Après la parallaxe, la seconde cause qui paraît déplacer légèrement les étoiles les unes par rapport aux autres est le mouvement du Soleil lui-même. Celui-ci n’est pas immobile dans l’univers stellaire ; accompagné de tout son cortège de planètes et de comètes il file rapidement dans une certaine direction. De même qu’en auto ou en chemin de fer les arbres et les maisons dont on se rapproche paraissent s’écarter les uns des autres, et ceux dont on s’éloigne se rapprocher au contraire jusqu’à se confondre, pareillement les constellations vers lesquelles se dirige le mouvement du Soleil paraissent se dilater et s’élargir, celles dont il s’éloigne se contractent. D’où une seconde cause de déplacemens apparens des étoiles. On peut en séparer facilement les effets de ceux de la parallaxe, car ils s’accumulent d’année en année et arrivent à être très notables tandis que ceux-ci se répètent périodiquement chaque année et sont donc toujours très petits. C’est ainsi qu’on est arrivé à cette conclusion, confirmée d’ailleurs indépendamment par l’étude statistique des vitesses radiales des étoiles, que le système solaire se déplace par rapport à l’ensemble des étoiles vers un point mystérieux appelé l’apex et qui, d’après les plus récentes mesures, est voisin de la belle étoile bleue Véga ou  de la Lyre que l’on peut admirer au zénith vers le milieu de ces belles nuits d’été. La vitesse de ce mouvement est d’environ 20 kilomètres par seconde, 72 000 kilomètres à l’heure, environ 600 millions de kilomètres par an. Le seul fait que, malgré ces déplacemens prodigieux et continus du train solaire, l’aspect des constellations n’ait guère changé depuis des milliers d’années, suffit à prouver la distance énorme des étoiles et l’immensité de l’univers visible[1].

Les deux phénomènes que nous venons d’examiner font que même si toutes les étoiles étaient parfaitement et réellement immobiles les unes par rapport aux autres, elles paraîtraient se déplacer.
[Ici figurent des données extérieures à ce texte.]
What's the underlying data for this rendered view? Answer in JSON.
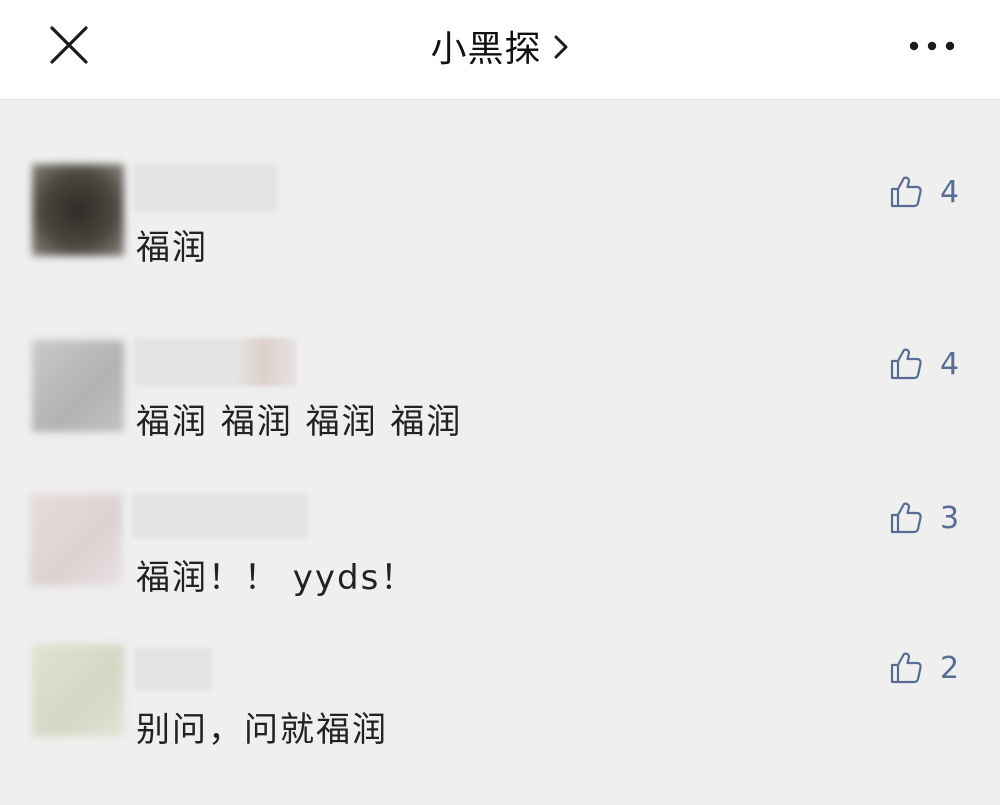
{
  "header": {
    "title": "小黑探",
    "close_icon": "close-icon",
    "more_icon": "more-icon",
    "chevron_icon": "chevron-right-icon"
  },
  "comments": [
    {
      "text": "福润",
      "likes": "4",
      "avatar_color": "#46433c",
      "nickname_hidden": true
    },
    {
      "text": "福润 福润 福润 福润",
      "likes": "4",
      "avatar_color": "#b9b9b9",
      "nickname_hidden": true
    },
    {
      "text": "福润！！ yyds！",
      "likes": "3",
      "avatar_color": "#e3dbdb",
      "nickname_hidden": true
    },
    {
      "text": "别问，问就福润",
      "likes": "2",
      "avatar_color": "#d8dccb",
      "nickname_hidden": true
    }
  ],
  "colors": {
    "background": "#efefef",
    "header_bg": "#ffffff",
    "like_accent": "#586c94"
  }
}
Mais en vérité les étoiles ont des mouvemens propres et ceci est la troisième cause qui, sur les clichés de la carte du ciel pris à des intervalles assez éloignés, déplacera les images stellaires. En moyenne ces mouvemens propres ne sont pas très supérieurs à la vitesse de la Terre autour du Soleil ; mais comme ils sont rectilignes ou à peu près, leurs effets s’accumulent avec les années et ils arrivent à être pour beaucoup d’étoiles parfaitement sensibles lorsqu’on compare des clichés pris à des intervalles suffisans. Plus les étoiles sont éloignées, plus leurs mouvemens propres apparens seront faibles en moyenne, cela va sans dire, de même qu’en chemin de fer les arbres les plus rapprochés du train nous paraissent courir le long de la voie beaucoup plus vite que ceux de l’horizon.
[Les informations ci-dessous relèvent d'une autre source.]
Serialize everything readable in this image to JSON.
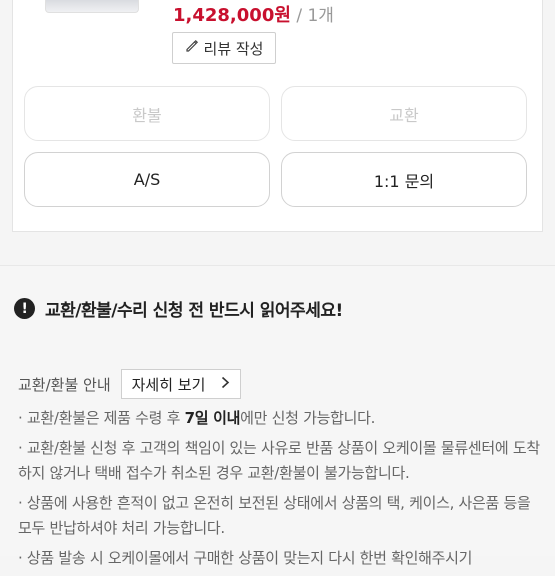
{
  "order": {
    "price": "1,428,000원",
    "qty": " / 1개",
    "review_button": "리뷰 작성"
  },
  "actions": {
    "refund": "환불",
    "exchange": "교환",
    "as": "A/S",
    "inquiry": "1:1 문의"
  },
  "notice": {
    "title": "교환/환불/수리 신청 전 반드시 읽어주세요!",
    "guide_label": "교환/환불 안내",
    "detail_button": "자세히 보기",
    "line1_pre": "· 교환/환불은 제품 수령 후 ",
    "line1_bold": "7일 이내",
    "line1_post": "에만 신청 가능합니다.",
    "line2": "· 교환/환불 신청 후 고객의 책임이 있는 사유로 반품 상품이 오케이몰 물류센터에 도착하지 않거나 택배 접수가 취소된 경우 교환/환불이 불가능합니다.",
    "line3": "· 상품에 사용한 흔적이 없고 온전히 보전된 상태에서 상품의 택, 케이스, 사은품 등을 모두 반납하셔야 처리 가능합니다.",
    "line4": "· 상품 발송 시 오케이몰에서 구매한 상품이 맞는지 다시 한번 확인해주시기"
  }
}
Ainsi les clichés répétés au bout de dix ans nous révéleront moins de mouvemens propres que ceux qu’on aura refaits au bout de vingt ans et ainsi de suite. La carte du ciel tout entière n’étant pas encore terminée n’a pas pu a fortiori être encore refaite. Mais dès maintenant certaines régions du ciel ont été rephotographiées à certains intervalles et c’est ainsi qu’on a obtenu par exemple, à l’Observatoire d’Oxford, les résultats suivans. Sur les clichés refaits on a trouvé que :

Au bout de 10 ans, 1 pour 100 des étoiles s’était déplacé d’une façon appréciable.

Au bout de 12 ans, 1 et demi pour 100 ;

Au bout de 14 ans, 2 pour 100 ;

Au bout de 16 ans, 2 et demi pour 100.

Mais à vrai dire ces nombres n’ont pas une signification nette, cela résulte de la façon même dont on les a obtenus. Parmi les plaques examinées, certaines concernent des régions de la Voie lactée et contiennent de 500 à 600 étoiles par plaque. D’autres n’en contiennent que 50 à 60 (ce sont toutes des plaques à courte pose). On aurait pu s’attendre à découvrir beaucoup plus de mouvemens propres sur les plaques riches en étoiles que sur les autres : or il n’en a rien été et on en a trouvé à peu près le même nombre sur les plaques pauvres que sur les plaques riches.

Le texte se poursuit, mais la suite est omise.